L’autre casse-tête du prochain exécutif n’est que la gestion de la question de la Catalogne. M. Sanchez a affirmé que le dialogue est “la seule voie possible” pour résoudre le “conflit” catalan, notant que “ce dialogue, toujours dans le cadre de la Constitution, sera une priorité absolue” pour son gouvernement.

Sur le plan économique, le futur gouvernement espagnol veut augmenter les salaires les plus faibles, élever le salaire minimum jusqu’à atteindre 60% du salaire moyen à la fin de la législature, interdire les amnisties fiscales, indexer les pensions de retraite sur l’inflation, encadrer les loyers et abroger partiellement la réforme du marché du travail, adoptée en 2012 par les conservateurs.

Les socialistes et Podemos ont aussi pris l’engagement de “respecter les mécanismes de discipline budgétaire”, sans pour autant donner aucun détail chiffré, alors que la Commission européenne avait averti l’Espagne, en décembre dernier, au sujet de son taux d’endettement public et privé, et de chômage élevé.

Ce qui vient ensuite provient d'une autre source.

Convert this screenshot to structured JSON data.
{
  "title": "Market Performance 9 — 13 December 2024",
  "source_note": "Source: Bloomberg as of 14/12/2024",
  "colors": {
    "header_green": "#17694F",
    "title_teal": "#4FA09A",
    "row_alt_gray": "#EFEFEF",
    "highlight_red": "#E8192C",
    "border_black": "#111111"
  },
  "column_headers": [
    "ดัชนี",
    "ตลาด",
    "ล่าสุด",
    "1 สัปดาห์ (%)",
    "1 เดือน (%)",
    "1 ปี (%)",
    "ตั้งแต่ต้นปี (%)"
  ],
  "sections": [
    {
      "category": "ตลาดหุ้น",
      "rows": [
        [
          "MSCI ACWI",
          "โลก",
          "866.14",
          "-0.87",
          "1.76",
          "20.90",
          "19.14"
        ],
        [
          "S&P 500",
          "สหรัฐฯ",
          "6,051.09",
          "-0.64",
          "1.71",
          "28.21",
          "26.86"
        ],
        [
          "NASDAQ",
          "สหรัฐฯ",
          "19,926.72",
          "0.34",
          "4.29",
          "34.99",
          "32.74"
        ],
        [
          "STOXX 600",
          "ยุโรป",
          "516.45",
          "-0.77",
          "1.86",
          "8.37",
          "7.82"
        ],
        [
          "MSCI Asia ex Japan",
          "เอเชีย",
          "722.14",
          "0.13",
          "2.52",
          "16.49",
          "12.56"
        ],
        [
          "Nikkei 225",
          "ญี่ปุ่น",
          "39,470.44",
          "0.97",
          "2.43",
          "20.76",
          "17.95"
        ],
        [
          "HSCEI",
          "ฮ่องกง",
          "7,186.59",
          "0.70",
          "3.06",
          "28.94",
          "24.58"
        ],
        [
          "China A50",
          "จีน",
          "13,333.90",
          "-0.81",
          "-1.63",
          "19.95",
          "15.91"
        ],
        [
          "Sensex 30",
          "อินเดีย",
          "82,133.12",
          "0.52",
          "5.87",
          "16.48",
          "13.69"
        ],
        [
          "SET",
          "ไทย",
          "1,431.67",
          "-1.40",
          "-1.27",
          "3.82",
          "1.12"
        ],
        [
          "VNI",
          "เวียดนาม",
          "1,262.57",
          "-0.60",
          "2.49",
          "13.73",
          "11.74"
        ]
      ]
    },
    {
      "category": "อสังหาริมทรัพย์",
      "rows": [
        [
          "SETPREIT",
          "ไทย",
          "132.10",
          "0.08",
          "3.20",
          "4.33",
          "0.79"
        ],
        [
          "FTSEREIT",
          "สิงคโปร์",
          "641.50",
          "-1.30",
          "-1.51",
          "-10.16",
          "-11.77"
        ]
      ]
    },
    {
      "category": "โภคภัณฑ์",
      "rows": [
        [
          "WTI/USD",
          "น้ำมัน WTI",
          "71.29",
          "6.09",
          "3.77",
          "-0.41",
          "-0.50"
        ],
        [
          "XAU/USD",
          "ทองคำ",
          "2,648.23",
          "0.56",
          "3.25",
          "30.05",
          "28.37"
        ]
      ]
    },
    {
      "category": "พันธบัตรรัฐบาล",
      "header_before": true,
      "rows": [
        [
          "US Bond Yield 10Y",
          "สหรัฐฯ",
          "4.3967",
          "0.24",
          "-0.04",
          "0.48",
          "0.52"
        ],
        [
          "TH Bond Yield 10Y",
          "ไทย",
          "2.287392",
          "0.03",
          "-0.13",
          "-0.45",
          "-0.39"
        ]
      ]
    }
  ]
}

Le programme économique du gouvernement n’a pas été bien accueilli par la Confédération espagnole des organisations patronales (CEOE), qui a estimé que les mesures qui y sont incluses auraient un effet “très négatif” sur la création d’emplois et l’investissement dans le pays.

M.Sanchez compte annoncer, la semaine prochaine, la composition de l’équipe gouvernementale.

Bien que la reconduction de M. Sanchez à la tête du gouvernement mette fin à plusieurs mois d’impasse politique dans le pays, toutefois, cette législature s’annonce compliquée. Le nouvel exécutif devra chercher des appuis à chaque fois qu’il voudra faire adopter des réformes et des lois, et en premier lieu le projet de budget pour 2020.